QuangBK / localLLM_guidance

Local LLM ReAct Agent with Guidance
151 stars 24 forks source link

Use cycles with stop for agents #4

Closed joaopiopedreira closed 1 year ago

joaopiopedreira commented 1 year ago

Hi @QuangBK , congrats for your work here, really nice. I was playing around with your agent and it didn't work for what I was after, because some of my agents require the program to search the internet up to 5 times. So I've tried to extend your concept with a {{#each}} cycle. It definitely works, but I was hoping to find a better way to exit the cycle when the final solution is reached. Any thoughts? Thank you!

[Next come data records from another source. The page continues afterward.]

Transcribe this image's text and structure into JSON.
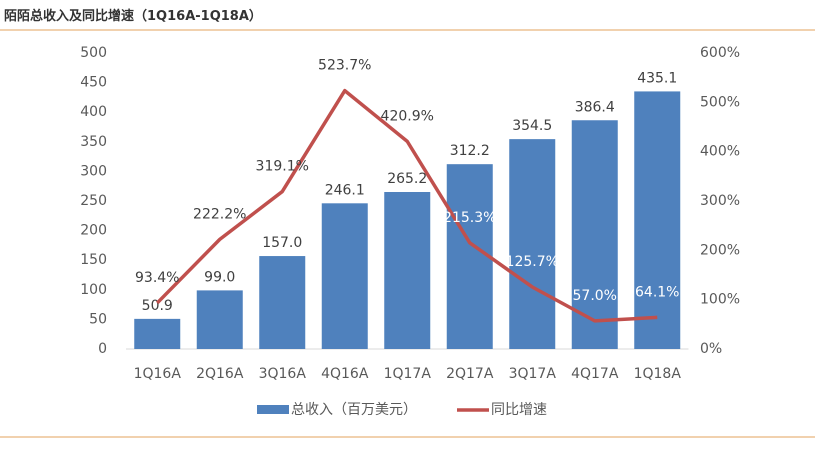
{
  "chart_data": {
    "type": "bar_line",
    "title": "陌陌总收入及同比增速（1Q16A-1Q18A）",
    "categories": [
      "1Q16A",
      "2Q16A",
      "3Q16A",
      "4Q16A",
      "1Q17A",
      "2Q17A",
      "3Q17A",
      "4Q17A",
      "1Q18A"
    ],
    "series": [
      {
        "name": "总收入（百万美元）",
        "type": "bar",
        "color": "#4f81bd",
        "values": [
          50.9,
          99.0,
          157.0,
          246.1,
          265.2,
          312.2,
          354.5,
          386.4,
          435.1
        ],
        "value_labels": [
          "50.9",
          "99.0",
          "157.0",
          "246.1",
          "265.2",
          "312.2",
          "354.5",
          "386.4",
          "435.1"
        ]
      },
      {
        "name": "同比增速",
        "type": "line",
        "axis": "y2",
        "color": "#c0504d",
        "values": [
          93.4,
          222.2,
          319.1,
          523.7,
          420.9,
          215.3,
          125.7,
          57.0,
          64.1
        ],
        "value_labels": [
          "93.4%",
          "222.2%",
          "319.1%",
          "523.7%",
          "420.9%",
          "215.3%",
          "125.7%",
          "57.0%",
          "64.1%"
        ]
      }
    ],
    "ylim": [
      0,
      500
    ],
    "yticks": [
      0,
      50,
      100,
      150,
      200,
      250,
      300,
      350,
      400,
      450,
      500
    ],
    "y2lim": [
      0,
      600
    ],
    "y2ticks": [
      {
        "value": 0,
        "label": "0%"
      },
      {
        "value": 100,
        "label": "100%"
      },
      {
        "value": 200,
        "label": "200%"
      },
      {
        "value": 300,
        "label": "300%"
      },
      {
        "value": 400,
        "label": "400%"
      },
      {
        "value": 500,
        "label": "500%"
      },
      {
        "value": 600,
        "label": "600%"
      }
    ],
    "legend": "bottom"
  }
}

Here's your code, modified for my use case:


prompt_template = """
(...)
### Input:
{{question}}

### Response:
Question: {{question}}
{{#each iterations}}
Thought: {{gen 'thought' stop='\\n'}}
{{#if (== thought " I now know the final answer.")}}
Final Answer: {{gen 'final' stop='\\n'}}
{{await 'instruction'}}
{{/if}}
Action: {{select 'tool_name' options=valid_tools}}
Action Input: {{gen 'actInput' stop='\\n'}}
Observation:{{search actInput}}
{{/each}}"""

prompt = guidance(prompt_template)
result = prompt(
    question="How old is the Portuguese president's wife?", 
    search=searchGoogle, 
    valid_answers=valid_answers, 
    valid_tools=valid_tools,
    iterations=[1,2,3,4,5]
)
QuangBK commented 1 year ago

Hi, thank you for your comment. The main reason for this problem is the hallucinations. Sometimes, the LLM keeps the "Thought" loop instead of giving the " I now know the final answer. Final answer: .." even the observations provide them with enough information for answering. Since the Vicuna or WizardML is not trained to work with ReAct framework, the model tends to make its decision randomly (continue to search or give the final answer). That's why I forced LLM to give the answer after several loops. To directly solve this problem, we need to teach the model somehow to give the correct decision given previous observations. I suggest trying with a bigger model (33B or 65B), or we can fine-tune them to work directly with ReAct framework.